Meloxicam, a nonsteroidal anti-inflammatory drug (NSAID) used to treat arthritis, is predicted to be a repositioning candidate for the treatment of non-Hodgkin lymphoma, via the mobilisation of autologous peripheral blood stem cells from bone marrow. By inhibiting cyclooxygenase 2, meloxicam is understood to inhibit generation of prostaglandin E₂, which is known to stimulate osteoblasts to release osteopontin, a protein which encourages bone resorption by osteoclasts (Rainsford, Ying & Smith, 1997; Ogino et al., 2000). By inhibiting prostaglandin E₂ and disrupting the production of osteopontin, meloxicam may encourage the departure of stem cells, which otherwise would be anchored to the bone marrow by osteopontin (Reinholt et al., 1990). In Fig. 6, rituximab, a B-cell depleting monoclonal antibody that is currently indicated for treatment of non-Hodgkin lymphoma, is the top ranked drug by partial correlation, which provides evidence for repositioning to this indication. Interestingly, depletion of B-cells by rituximab has recently been demonstrated to result in decreased bone resorption in patients with rheumatoid arthritis, possibly via a direct effect on both osteoblasts and osteoclasts (Wheater et al., 2011; Boumans et al., 2012), suggesting a common mechanism of action between meloxicam and rituximab. Further evidence is provided by the fifth-ranked drug clopidogrel, an antiplatelet agent used to inhibit blood clots in coronary artery disease, peripheral vascular disease, cerebrovascular disease, and to prevent myocardial infarction. Clopidogrel works by irreversibly inhibiting the adenosine diphosphate receptor P2Y12, which is known to increase osteoclast activity (BonekEY Watch, 2012). Similarly to the ramelteon subgraph, many drugs in the vicinity of meloxicam are used to treat inflammation including diclofenac, naproxen (both NSAIDs) and betamethasone, resulting in close association between these drugs, with shared side-effects in the subgraph including pain, cramping, flushing and fever, while swelling, indigestion, inflammation and skin rash are shared by meloxicam and rituximab.

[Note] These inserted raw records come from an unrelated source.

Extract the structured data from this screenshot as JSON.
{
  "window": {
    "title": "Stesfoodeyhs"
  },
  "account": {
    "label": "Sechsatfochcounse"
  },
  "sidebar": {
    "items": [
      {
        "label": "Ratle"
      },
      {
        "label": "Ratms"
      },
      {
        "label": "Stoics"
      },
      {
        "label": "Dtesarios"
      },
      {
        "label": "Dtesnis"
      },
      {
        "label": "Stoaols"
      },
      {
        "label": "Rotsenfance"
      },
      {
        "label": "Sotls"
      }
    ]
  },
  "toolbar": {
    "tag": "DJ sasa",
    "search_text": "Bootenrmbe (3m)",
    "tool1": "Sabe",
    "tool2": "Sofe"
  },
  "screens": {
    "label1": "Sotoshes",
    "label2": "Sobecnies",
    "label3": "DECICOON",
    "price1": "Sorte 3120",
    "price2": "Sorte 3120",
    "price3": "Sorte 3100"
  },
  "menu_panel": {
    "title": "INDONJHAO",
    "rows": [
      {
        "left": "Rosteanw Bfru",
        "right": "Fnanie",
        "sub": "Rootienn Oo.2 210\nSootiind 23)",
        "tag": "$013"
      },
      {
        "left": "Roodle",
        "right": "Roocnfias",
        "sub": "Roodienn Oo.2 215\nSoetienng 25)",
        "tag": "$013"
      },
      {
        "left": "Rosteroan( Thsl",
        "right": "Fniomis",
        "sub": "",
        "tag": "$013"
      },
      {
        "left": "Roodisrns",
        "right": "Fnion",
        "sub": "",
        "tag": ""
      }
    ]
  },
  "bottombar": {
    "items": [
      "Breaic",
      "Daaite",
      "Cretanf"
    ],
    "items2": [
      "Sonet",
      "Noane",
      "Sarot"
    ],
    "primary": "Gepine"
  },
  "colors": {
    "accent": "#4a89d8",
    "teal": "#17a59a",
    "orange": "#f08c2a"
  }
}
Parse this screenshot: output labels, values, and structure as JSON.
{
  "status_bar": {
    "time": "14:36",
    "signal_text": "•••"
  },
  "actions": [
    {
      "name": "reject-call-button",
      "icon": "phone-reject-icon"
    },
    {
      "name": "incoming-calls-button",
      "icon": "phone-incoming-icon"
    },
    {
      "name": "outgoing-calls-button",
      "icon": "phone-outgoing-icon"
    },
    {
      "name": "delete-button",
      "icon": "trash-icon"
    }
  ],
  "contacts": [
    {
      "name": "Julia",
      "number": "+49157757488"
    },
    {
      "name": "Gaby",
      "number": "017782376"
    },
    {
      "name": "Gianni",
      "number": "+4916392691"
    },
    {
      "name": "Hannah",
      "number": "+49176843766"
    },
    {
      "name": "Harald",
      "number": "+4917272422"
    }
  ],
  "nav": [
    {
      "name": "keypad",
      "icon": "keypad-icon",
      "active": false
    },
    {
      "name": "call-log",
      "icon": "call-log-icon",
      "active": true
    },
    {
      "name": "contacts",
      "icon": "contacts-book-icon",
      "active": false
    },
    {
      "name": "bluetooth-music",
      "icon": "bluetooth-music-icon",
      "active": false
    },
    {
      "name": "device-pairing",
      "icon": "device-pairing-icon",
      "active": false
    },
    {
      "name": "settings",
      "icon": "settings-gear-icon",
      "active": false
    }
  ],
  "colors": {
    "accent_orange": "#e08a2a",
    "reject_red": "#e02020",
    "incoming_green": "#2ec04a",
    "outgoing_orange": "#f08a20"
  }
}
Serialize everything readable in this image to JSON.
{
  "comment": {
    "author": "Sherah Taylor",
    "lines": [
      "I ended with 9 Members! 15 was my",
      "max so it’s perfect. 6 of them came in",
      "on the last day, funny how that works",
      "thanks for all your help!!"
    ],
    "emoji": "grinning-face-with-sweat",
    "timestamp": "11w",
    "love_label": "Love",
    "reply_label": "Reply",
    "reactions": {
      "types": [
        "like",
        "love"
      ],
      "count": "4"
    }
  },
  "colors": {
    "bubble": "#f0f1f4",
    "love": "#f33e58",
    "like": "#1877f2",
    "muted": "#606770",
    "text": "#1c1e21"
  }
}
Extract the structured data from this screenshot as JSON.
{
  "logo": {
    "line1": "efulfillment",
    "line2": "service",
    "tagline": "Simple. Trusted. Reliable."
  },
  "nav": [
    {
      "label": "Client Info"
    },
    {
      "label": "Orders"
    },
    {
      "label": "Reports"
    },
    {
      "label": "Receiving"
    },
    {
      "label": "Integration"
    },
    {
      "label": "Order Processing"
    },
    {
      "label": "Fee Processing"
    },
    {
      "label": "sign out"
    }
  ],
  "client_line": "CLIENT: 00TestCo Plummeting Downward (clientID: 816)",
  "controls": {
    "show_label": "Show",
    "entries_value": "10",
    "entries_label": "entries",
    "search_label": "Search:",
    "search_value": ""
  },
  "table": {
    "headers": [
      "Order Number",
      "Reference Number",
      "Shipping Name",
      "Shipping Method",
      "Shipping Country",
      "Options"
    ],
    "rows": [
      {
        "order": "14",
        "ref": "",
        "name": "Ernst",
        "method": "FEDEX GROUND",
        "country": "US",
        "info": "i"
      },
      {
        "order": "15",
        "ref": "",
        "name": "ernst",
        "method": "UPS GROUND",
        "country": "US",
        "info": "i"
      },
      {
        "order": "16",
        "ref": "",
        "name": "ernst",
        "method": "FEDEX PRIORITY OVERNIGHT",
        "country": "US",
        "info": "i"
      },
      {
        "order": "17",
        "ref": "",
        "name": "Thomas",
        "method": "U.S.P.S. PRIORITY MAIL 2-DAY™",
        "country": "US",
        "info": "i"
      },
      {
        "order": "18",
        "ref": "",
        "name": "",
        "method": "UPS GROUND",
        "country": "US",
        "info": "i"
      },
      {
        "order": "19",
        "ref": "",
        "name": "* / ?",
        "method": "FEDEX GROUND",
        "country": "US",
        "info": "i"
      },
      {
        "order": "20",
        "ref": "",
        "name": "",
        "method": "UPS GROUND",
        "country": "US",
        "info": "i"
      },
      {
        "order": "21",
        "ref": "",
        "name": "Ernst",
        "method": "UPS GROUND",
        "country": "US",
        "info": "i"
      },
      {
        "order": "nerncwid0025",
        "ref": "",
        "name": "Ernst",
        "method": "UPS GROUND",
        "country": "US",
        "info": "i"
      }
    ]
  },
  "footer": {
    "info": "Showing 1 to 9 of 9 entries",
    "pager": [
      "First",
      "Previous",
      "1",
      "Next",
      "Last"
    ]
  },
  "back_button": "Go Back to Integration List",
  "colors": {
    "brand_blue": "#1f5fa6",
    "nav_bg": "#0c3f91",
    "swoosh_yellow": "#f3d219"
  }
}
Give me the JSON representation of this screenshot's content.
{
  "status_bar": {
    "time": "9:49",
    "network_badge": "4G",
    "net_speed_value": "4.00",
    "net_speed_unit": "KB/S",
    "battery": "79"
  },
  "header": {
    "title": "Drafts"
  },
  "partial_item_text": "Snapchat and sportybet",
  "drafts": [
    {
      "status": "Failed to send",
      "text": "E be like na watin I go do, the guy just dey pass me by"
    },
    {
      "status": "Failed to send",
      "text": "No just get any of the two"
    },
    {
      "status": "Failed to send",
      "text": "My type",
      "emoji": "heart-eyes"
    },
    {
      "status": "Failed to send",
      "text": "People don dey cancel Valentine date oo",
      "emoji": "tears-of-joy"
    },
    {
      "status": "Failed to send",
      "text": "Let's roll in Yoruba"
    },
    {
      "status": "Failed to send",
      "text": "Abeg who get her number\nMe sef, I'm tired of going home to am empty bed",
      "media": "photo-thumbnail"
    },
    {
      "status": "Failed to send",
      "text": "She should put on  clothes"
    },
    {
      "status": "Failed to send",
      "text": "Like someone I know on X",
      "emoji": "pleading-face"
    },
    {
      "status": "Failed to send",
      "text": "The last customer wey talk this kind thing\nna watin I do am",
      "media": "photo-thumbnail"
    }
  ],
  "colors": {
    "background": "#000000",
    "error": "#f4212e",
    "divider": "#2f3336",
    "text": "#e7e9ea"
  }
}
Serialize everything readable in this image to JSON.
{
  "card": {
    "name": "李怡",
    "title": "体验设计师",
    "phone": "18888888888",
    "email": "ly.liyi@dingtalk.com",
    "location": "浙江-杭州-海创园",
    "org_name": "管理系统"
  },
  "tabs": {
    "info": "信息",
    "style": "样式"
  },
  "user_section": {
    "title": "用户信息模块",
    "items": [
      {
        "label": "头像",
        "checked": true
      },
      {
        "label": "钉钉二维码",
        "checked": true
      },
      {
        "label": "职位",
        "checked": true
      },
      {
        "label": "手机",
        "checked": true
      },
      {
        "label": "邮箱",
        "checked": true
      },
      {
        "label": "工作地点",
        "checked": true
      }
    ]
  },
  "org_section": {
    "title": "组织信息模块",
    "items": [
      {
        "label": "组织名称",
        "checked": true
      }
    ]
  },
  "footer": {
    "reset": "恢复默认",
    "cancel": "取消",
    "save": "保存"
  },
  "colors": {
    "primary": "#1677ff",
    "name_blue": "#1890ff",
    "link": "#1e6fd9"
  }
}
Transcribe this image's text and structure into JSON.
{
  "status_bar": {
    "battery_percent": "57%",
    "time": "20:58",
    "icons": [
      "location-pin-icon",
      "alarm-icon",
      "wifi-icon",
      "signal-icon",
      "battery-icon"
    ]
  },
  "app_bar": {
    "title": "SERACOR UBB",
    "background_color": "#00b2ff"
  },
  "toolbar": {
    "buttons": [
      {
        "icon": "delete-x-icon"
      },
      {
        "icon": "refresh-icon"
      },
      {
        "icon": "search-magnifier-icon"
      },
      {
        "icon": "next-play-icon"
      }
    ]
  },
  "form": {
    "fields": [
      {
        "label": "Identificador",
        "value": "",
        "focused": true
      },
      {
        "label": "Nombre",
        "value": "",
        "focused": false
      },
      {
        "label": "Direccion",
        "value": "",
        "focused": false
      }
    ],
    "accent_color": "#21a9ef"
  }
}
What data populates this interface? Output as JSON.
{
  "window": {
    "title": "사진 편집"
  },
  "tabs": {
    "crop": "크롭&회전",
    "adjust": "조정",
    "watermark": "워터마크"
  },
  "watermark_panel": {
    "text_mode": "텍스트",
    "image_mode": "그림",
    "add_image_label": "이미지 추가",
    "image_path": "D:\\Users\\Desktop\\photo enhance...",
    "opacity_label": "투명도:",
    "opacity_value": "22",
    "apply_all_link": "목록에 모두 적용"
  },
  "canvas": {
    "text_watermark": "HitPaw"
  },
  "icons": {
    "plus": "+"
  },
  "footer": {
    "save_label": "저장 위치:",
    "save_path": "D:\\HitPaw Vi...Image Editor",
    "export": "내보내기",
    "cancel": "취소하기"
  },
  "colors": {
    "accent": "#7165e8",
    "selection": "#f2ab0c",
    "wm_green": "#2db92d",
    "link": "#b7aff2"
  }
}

While the side-effects shared within the subgraphs of our three examples are commonly associated with a large number of drugs, some of the side-effects shared by the three drug pairs such as hallucinations, excessive salivation and anxiety are somewhat less common. To investigate this relationship for the data set as a whole, we calculated log frequencies for all side-effects and compared these values against the normalized average rank of pairs where the side-effect was shared by both the query and target drug. If we assume that a higher ranking in our model indicates a higher likelihood of drugs sharing a protein target, this relationship demonstrates similar properties to the observations of Campillos et al. (2008) in that there is a negative correlation between the rank and frequency of a side-effect. The correlation coefficient has a value of −0.045 which is significantly different from zero at the 0.001 level, although the linear relationship appears to break down where the frequency of the side-effect is lower than about 0.025.